Sekarang saat martabat dan harga diri  telah  digadaikan dan menjadi milik pacarnya.
Perlakuan sakit hati lebih sering di terima Herra sebagai pacar Benny. Malam minggu lebih sering dihabiskan Herra dengan menangis atau pergi menonton dengan Ari saudara sepupunya.
Ari sangat menyayanginya, dan akan mengajak Herra  jalan-jalan  kerumah teman atau nonton di bioskop kesayangan bila melihat Herra sendiri  di rumah.
Herra sangat bersyukur memiliki kakak sepupu yang begitu peduli. Ari mengetahui kalau Benny memilik pacar yang lain. Malam minggu akan di habiskan Benny di rumah pacarnya yang lain sebelum  menemui Herra. Herra sering menangis. Berkali-kali Benny datang  mengunjunginya dengan tanda merah di leher atau di dadanya.

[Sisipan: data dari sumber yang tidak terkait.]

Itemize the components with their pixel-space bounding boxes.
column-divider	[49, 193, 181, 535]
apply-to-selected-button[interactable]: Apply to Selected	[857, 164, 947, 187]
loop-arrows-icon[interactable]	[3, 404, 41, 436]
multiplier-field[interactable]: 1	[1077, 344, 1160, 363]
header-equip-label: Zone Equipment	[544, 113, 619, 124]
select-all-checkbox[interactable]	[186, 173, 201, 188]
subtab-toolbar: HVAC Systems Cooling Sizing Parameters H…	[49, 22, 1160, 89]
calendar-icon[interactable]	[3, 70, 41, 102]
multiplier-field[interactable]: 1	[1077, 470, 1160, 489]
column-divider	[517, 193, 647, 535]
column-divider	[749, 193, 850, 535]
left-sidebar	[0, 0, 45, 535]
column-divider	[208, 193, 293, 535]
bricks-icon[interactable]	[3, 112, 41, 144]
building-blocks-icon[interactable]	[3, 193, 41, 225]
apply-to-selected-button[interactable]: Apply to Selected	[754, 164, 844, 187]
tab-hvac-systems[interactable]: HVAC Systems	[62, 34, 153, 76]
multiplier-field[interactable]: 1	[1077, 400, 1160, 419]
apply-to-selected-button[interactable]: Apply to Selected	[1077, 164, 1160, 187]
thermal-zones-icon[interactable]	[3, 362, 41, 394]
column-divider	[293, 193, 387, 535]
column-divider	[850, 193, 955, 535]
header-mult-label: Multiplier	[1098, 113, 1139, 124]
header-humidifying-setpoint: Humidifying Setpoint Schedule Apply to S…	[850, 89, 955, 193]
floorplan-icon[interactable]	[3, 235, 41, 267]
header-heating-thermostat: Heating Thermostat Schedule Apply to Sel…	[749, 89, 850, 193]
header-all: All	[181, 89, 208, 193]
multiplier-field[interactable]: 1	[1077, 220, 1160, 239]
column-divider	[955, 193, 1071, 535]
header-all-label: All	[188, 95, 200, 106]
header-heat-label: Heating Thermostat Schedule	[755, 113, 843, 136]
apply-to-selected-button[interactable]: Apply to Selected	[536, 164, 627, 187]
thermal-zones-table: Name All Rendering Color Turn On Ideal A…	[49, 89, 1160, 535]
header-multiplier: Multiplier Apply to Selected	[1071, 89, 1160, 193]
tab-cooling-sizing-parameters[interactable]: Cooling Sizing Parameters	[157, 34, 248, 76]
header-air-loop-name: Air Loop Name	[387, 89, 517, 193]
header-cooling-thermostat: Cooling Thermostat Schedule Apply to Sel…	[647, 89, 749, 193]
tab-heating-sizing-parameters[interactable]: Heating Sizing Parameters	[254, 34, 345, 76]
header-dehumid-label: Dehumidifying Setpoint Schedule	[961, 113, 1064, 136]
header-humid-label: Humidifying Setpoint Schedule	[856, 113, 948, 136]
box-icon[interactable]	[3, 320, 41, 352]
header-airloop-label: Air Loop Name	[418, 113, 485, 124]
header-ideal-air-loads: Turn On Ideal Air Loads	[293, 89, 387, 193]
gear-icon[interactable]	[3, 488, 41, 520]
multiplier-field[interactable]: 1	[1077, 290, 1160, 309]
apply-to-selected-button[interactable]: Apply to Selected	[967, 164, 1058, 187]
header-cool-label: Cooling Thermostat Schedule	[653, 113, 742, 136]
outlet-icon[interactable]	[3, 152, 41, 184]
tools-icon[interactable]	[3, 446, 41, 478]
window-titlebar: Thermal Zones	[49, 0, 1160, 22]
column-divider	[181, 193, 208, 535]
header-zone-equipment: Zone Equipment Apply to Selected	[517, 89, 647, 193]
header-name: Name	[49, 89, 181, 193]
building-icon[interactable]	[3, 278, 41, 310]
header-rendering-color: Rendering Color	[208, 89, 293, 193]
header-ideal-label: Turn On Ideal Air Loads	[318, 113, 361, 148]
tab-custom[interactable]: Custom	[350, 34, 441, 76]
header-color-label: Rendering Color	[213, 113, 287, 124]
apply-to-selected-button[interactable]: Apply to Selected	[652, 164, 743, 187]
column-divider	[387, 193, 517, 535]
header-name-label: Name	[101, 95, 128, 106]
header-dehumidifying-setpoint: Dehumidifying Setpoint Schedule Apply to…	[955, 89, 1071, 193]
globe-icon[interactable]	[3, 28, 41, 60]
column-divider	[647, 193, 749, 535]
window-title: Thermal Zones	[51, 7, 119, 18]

Herra pernah menegur, yang dijawab ringan oleh Benny, “ciuman perpisahan”.
Sakit hati  Herra menerima perlakuan itu, tapi apalah daya harga dirinya telah tergadai.
Herra berusaha menyelesaikan sekolah menengah.
Saat Benny meminta untuk aborsi yang ke sekian kali, Herra menolaknya.
Herra bersikukuh untuk melahirkan dan merawat anak yang di kandungnya, menikah atau tanpa menikah.
Benny memutuskan untuk menikahi Herra, tapi sangat di sayangkan hati Herra telah beku.
Menikah untuk bercerai, itulah yang ada di dalam  hati Herra.
Pernikahan seumur jagung sangat menyiksa Herra. Sering Benny berhari-hari tidak pulang  dengan jawaban singkat, “Tidak perlu tahu urusan laki-laki”.
Herra  membicarakan perlakuan Benny kepada ayahnya yang di jawab dengan bijaksana, “ Sabar... bagaimana mau cerai,  papa malu”.
Herra menghitung tamparan di pipinya. Tiga kali, cukuplah sudah.
Hubungan baik dengan dr. Widura sebagai supervisor saat Herra bekerja di rumah sakit swasta memudahkan Herra untuk mendapatkan obat tidur.
Kembali pulang ke rumah di larang, hidup bersama laki-laki yang pernah di sayanginya sangat menyiksa.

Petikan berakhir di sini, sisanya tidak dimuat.